# Video: Finding the Domain and the Range of a Quadratic Function given Its Graph

Find the domain and the range of the function 𝑓(𝑥) = (𝑥 + 1)² − 2.

03:26

### Video Transcript

Find the domain and the range of the function 𝑓 𝑥 is equal to 𝑥 plus one all squared minus two.

We’re gonna be able to find the domain and the range because we’ve been given the graph here. We’re gonna do that using that graph. First, we will need to know what is the domain. So one way of thinking about the domain is that it is all possible input values. So that means all 𝑥-values in parentheses. So let’s have a look at the graph.

Now, as you can see, I’ve chosen some arbitrary 𝑥-values, just going to highlight what domain could be. So I’ve picked negative three, negative two, one, and two — all values of 𝑥. If I draw a line either straight up or straight down, you can see that it will intersect with our curve. And in fact, as we’ve got these two arrows on our graph, this tells us that actually our graph extends infinitely. So our graph will keep going. So and because of that, we can actually see that actually any 𝑥-value will work. So we can say that domain of a function is equal to all of our real values.

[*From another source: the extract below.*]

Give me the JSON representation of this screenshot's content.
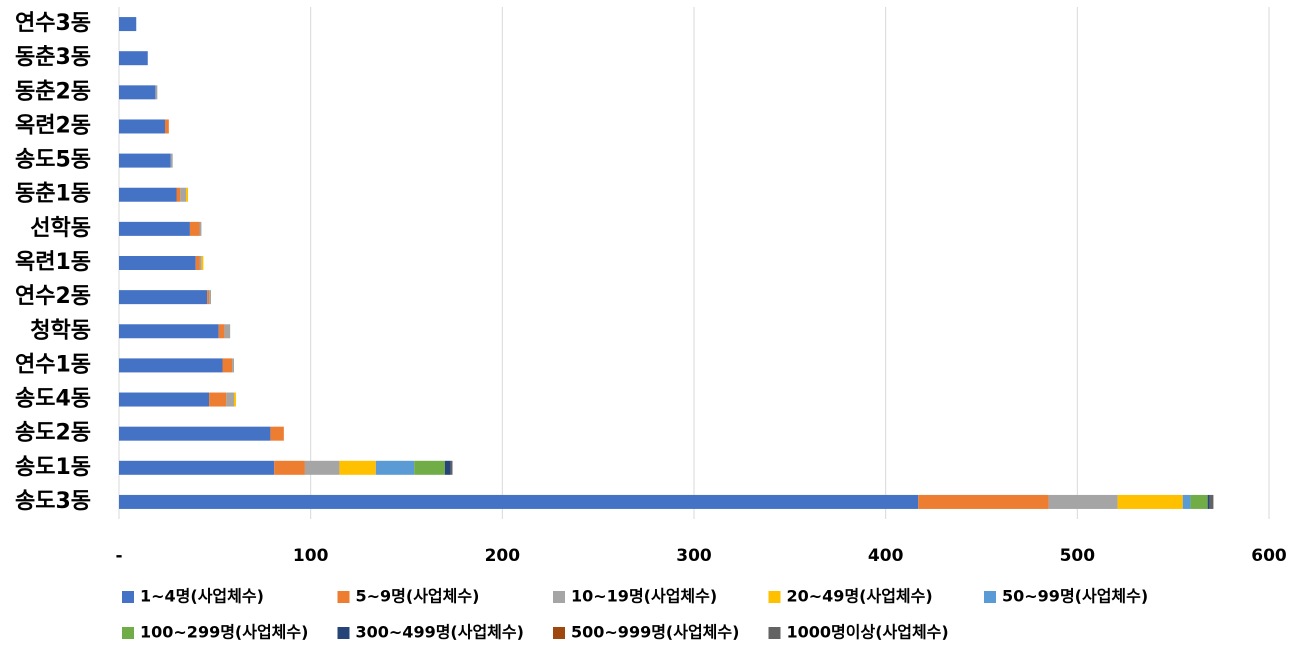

And we represented it using this notation here. This is gonna be capital 𝑅.

Great! So we now know the domain of our function. We’re now gonna try to find the range. Our range is a set of possible output values. So that really means is our 𝑦-values that are possible. Okay, so let’s have a look at the graph and see if this can help us with this.

First of all, I’ve chosen a couple of arbitrary values here. So I’ve chosen 𝑦 is equal to seven, 𝑦 is equal to four. And you can see that both of those are lines would intersect with our graph. And they’ll do that on both sides actually. So also because we’ve got the arrow, which we highlighted earlier, we see that this graph extends up to infinity. So it keeps going upwards. It means that our 𝑦-value can actually be any value up to infinity.

However, if we then move down the graph, we’ll see that it is a different story when we get to the lowest point of the graph. We can see that actually at negative two, there is a possible output value because we can see that actually the graph’s minimum point is there. So we’ll have our 𝑥-value of negative one when our 𝑦-value was negative two. However, where I’ve drawn the other line at negative six, we see that actually there wouldn’t be any possible output values. So therefore, we can say that our 𝑦-values could be anything down to and including negative two.

And now that we found the range, we can actually say that we’ve solved the problem because the domain of this function is all real roots. And the range of the function is anything from and including negative two all the way up to infinity. And that’s the 𝑦-values.

And we have it in this notation cause this is called interval notation. And we use the bracket on the left-hand side because it means that it is down to and including negative two. And that’s part of our interval notation. And on the right-hand side, we use the parentheses. And that is because our value cannot include infinity, but it means that it goes 𝑦-values up to infinity.